We have a requirement to allow approx 50 users to login simultaneously to Splunk using the same shared account. The reason we want to do this is because these users do not have access, and we want them to do a bit of hands-on during a live demo.
Does Splunk support this feature or do we need to look for an alternative solution?
That's not a real requirement.
"Using the same shared account" has nothing to do with the stated use case of giving 50 people temporary access for demo training purposes.
Sure, you could do it that way, but then you'd hit the problem of max concurrent searches per user. Do you want the 50 people to be actually able to DO anything when they are all logged on? If so, you need to give them different user ids with the same role, so that they each get their own concurrent search limits.

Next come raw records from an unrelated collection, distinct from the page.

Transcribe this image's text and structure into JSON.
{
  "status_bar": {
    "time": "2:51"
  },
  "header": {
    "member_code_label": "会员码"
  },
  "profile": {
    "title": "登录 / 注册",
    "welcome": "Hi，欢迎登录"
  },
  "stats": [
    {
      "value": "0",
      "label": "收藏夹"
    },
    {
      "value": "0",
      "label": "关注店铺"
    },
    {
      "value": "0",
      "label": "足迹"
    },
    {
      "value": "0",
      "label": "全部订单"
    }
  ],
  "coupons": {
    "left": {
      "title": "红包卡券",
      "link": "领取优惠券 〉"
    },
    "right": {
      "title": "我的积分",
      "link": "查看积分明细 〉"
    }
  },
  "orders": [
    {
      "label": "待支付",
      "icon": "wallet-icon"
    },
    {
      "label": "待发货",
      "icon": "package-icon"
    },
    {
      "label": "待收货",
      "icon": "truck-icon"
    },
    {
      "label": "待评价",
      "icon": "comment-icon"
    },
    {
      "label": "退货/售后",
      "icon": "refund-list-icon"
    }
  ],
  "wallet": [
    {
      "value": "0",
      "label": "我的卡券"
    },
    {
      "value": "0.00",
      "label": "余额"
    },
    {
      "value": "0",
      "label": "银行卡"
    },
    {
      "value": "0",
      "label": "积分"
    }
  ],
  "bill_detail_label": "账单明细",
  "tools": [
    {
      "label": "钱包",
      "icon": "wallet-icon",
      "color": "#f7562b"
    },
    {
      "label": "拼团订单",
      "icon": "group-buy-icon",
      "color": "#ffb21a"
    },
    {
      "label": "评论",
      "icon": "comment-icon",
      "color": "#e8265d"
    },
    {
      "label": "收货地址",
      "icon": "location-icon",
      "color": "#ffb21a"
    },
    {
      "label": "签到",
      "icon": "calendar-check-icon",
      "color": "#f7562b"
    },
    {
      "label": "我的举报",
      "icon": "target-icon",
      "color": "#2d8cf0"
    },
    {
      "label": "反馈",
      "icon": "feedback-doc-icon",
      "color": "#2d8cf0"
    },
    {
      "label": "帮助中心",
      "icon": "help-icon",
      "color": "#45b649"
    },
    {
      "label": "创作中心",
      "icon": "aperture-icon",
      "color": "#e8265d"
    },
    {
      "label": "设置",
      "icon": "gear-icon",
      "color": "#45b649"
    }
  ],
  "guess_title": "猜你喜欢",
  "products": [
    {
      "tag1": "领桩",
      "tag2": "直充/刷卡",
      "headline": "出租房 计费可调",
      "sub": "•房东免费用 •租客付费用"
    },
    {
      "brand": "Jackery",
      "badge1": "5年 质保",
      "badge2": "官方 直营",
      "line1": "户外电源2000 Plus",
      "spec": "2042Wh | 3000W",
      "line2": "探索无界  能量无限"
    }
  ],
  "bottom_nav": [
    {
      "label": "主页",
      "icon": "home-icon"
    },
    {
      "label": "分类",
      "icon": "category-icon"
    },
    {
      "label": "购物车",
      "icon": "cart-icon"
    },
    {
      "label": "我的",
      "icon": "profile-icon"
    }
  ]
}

Also, if you are letting newbies all on in a flock, then for your own sake, please start them out with default time limits not being "all time", no realtime search, and a default index that won't kill your instances. In other words, if they enter the word
"foo" and hit enter, make sure that by default the system will search to see if the word
"foo" appears in your
index="training" for the preceding 24 hours, rather than checking your entire organization's proxy logs for all time.
Why is that not a real requirement?
For the purpose of a demo, we don't know who the users are going to be, hence we can't create individual user accounts for them. That is the reason why I am thinking about creating a single account and sharing the credentials with all of the users.
Good suggestions regarding configuring default time limits, no real time search and a default index. I will configure these. My main concern was whether Splunk allows x number of users to login simultaneously with the same user id. If the answer is yes, I can create a shared account and map it to a role with the above mentioned configuration.
Did you ever figure this out?
Our use case is we have an organization that would sign in to only use the REST api with a webapp we have built. The users do not need to sign in to view the dashboards, so having a single shared user to just present the data within our application is ideal.
Hi, what are the limitations with splunk default authentication mechanism? I mean, you can create a role and assign this role to all 50 users, so that they all have same set of capabilities and permissions. Is this something which is not possible w.r.t your requirement?